At the November meeting of Diss U3A, Tony Diamond gave us a humorous talk entitled “The Six Wives of Henry VIII”. This is a familiar historical topic, but his delivery was unusual and the illustrations were amusing. He even successfully encouraged the audience to participate in singing popular songs of the day, including, finally, Greensleeves. He presented each of the wives in a sympathetic way, but regarded Henry VIII as a tyrant, determined to ensure the succession of the Tudors.
The next meeting of Diss U3A will be on Thursday 1st December 10.30 am in the United Reform Church, Diss. The guest speaker will be Sally Cummings whose talk will be: Women Can Fly. Refreshments will be served before the meeting.
For further information on Diss U3A please visit the website: www.dissu3a.org.uk
The talk began with the arrival in England of Katherine of Aragon who was betrothed to and then married Henry’s elder brother, Arthur, the Prince of Wales. She was widowed after only five months, but was kept in England so that the Crown did not lose her substantial dowry. When Henry VIII succeeded to the throne eight years later, he decided to marry Katherine. To do this he needed the permission of the Pope, and the significant question was whether the first marriage had been consummated. There was contradictory advice in the bible, but the Pope was encouraged to give consent. Katherine was popular with the people and led the victory over the Scots at the Battle of Flodden while Henry was fighting in France. She bore Henry a daughter Mary, but failed to produce a son.
Henry was keen to ensure the Tudor succession by producing a male heir. Eventually he decided to divorce Katherine on the grounds that her marriage to his brother had been consummated. She was sent to Kimbolton Castle until she died in 1536.
Henry then married Anne Boleyn who was pregnant with his child. She too had a daughter, Elizabeth, but had no surviving sons. Tony Diamond was sympathetic towards Anne and did not think that she was guilty of the charges of adultery, witchcraft and incest which led to her execution. A day after her death, Henry married Jane Seymour. This appeared to be a happy marriage and Jane gave birth to a son Edward. Jane died shortly afterwards and is buried in St George’s Chapel Windsor.

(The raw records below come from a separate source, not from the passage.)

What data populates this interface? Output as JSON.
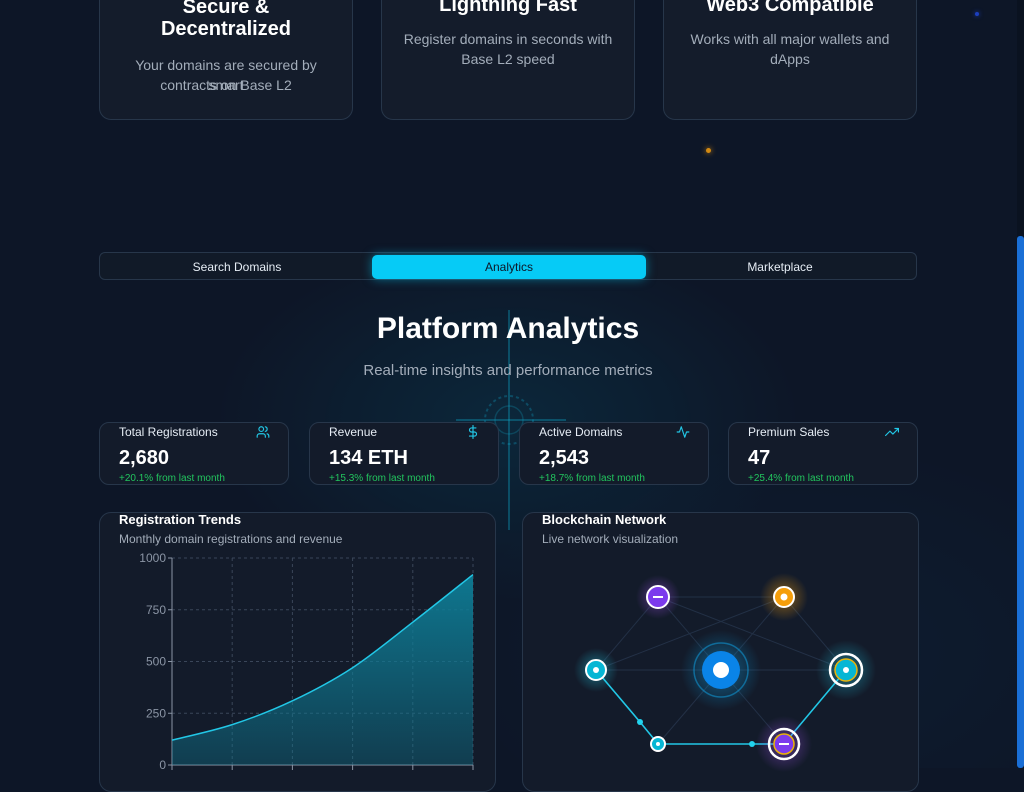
{
  "features": [
    {
      "title_line1": "Secure &",
      "title_line2": "Decentralized",
      "desc_line1": "Your domains are secured by smart",
      "desc_line2": "contracts on Base L2",
      "icon": "shield-icon"
    },
    {
      "title_line1": "Lightning Fast",
      "desc_line1": "Register domains in seconds with",
      "desc_line2": "Base L2 speed",
      "icon": "bolt-icon"
    },
    {
      "title_line1": "Web3 Compatible",
      "desc_line1": "Works with all major wallets and",
      "desc_line2": "dApps",
      "icon": "globe-icon"
    }
  ],
  "tabs": [
    {
      "label": "Search Domains",
      "active": false
    },
    {
      "label": "Analytics",
      "active": true
    },
    {
      "label": "Marketplace",
      "active": false
    }
  ],
  "analytics": {
    "title": "Platform Analytics",
    "subtitle": "Real-time insights and performance metrics"
  },
  "stats": [
    {
      "label": "Total Registrations",
      "value": "2,680",
      "change": "+20.1% from last month",
      "icon": "users-icon"
    },
    {
      "label": "Revenue",
      "value": "134 ETH",
      "change": "+15.3% from last month",
      "icon": "dollar-icon"
    },
    {
      "label": "Active Domains",
      "value": "2,543",
      "change": "+18.7% from last month",
      "icon": "activity-icon"
    },
    {
      "label": "Premium Sales",
      "value": "47",
      "change": "+25.4% from last month",
      "icon": "trending-up-icon"
    }
  ],
  "trends_panel": {
    "title": "Registration Trends",
    "subtitle": "Monthly domain registrations and revenue"
  },
  "network_panel": {
    "title": "Blockchain Network",
    "subtitle": "Live network visualization"
  },
  "chart_data": {
    "type": "area",
    "y_ticks": [
      "1000",
      "750",
      "500",
      "250",
      "0"
    ],
    "ylim": [
      0,
      1000
    ],
    "values": [
      120,
      195,
      310,
      470,
      690,
      920
    ],
    "grid": true,
    "fill_color": "#0e7c95",
    "line_color": "#22c7e6"
  },
  "colors": {
    "accent": "#06cbf6",
    "positive": "#22c55e",
    "background": "#0d1627"
  }
}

Three years later Henry married Anne of Cleves. Henry disliked her as a wife and had that marriage annulled. He treated her generously however, accommodating her at Hever Castle, and referring to her as his “loving sister” She is buried in Westminster Abbey.

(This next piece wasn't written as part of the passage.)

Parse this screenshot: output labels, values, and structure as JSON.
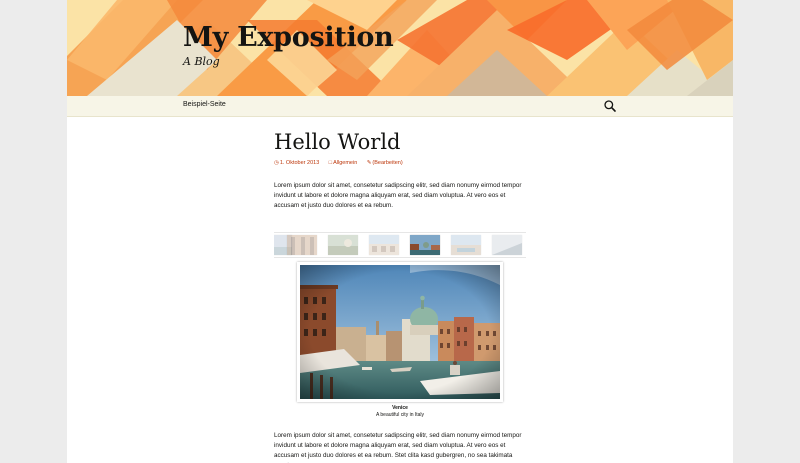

Katherine Howard was the next wife and was married to Henry for one year before being charged with adultery and being executed. Tony Diamond believes that Katherine was probably guilty.

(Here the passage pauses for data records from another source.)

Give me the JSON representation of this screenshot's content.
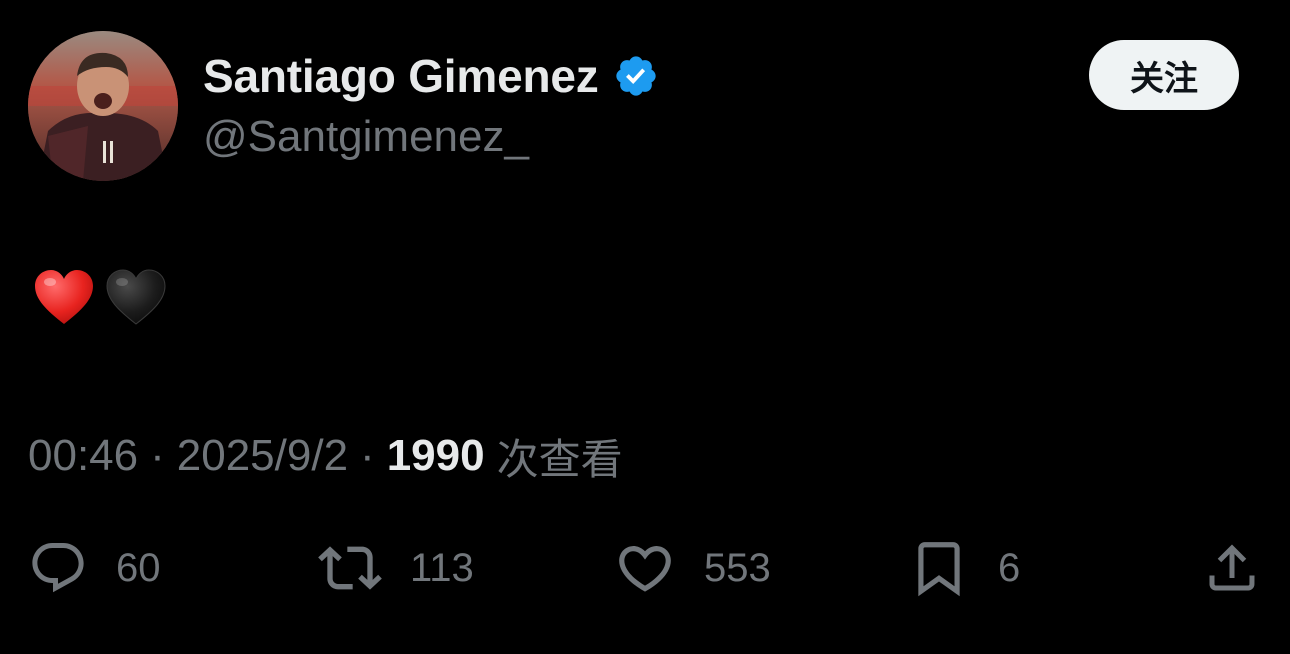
{
  "post": {
    "author": {
      "display_name": "Santiago Gimenez",
      "handle": "@Santgimenez_",
      "verified": true,
      "avatar_icon": "profile-photo"
    },
    "follow_button_label": "关注",
    "content_emojis": [
      "red-heart-emoji",
      "black-heart-emoji"
    ],
    "time": "00:46",
    "separator": "·",
    "date": "2025/9/2",
    "view_count": "1990",
    "views_label": "次查看"
  },
  "actions": {
    "replies": {
      "icon": "reply-icon",
      "count": "60"
    },
    "reposts": {
      "icon": "repost-icon",
      "count": "113"
    },
    "likes": {
      "icon": "like-icon",
      "count": "553"
    },
    "bookmarks": {
      "icon": "bookmark-icon",
      "count": "6"
    },
    "share": {
      "icon": "share-icon"
    }
  },
  "colors": {
    "background": "#000000",
    "primary_text": "#e7e9ea",
    "secondary_text": "#71767b",
    "verified_blue": "#1d9bf0",
    "follow_button_bg": "#eff3f4"
  }
}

The sixth and final wife was Katherine Parr. She was 31 and had been widowed twice. She was very accomplished and translated sections of the bible from the Greek into English, working closely with the Princesses Mary and Elizabeth. She too was accused of witchcraft at one point but her wise answers to Henry’s questions meant that the charge was dropped. She outlived Henry, and after Henry’s death married Thomas Seymour and lived at Wolf Hall.
Henry was buried with his third wife, Jane, at St George’s chapel.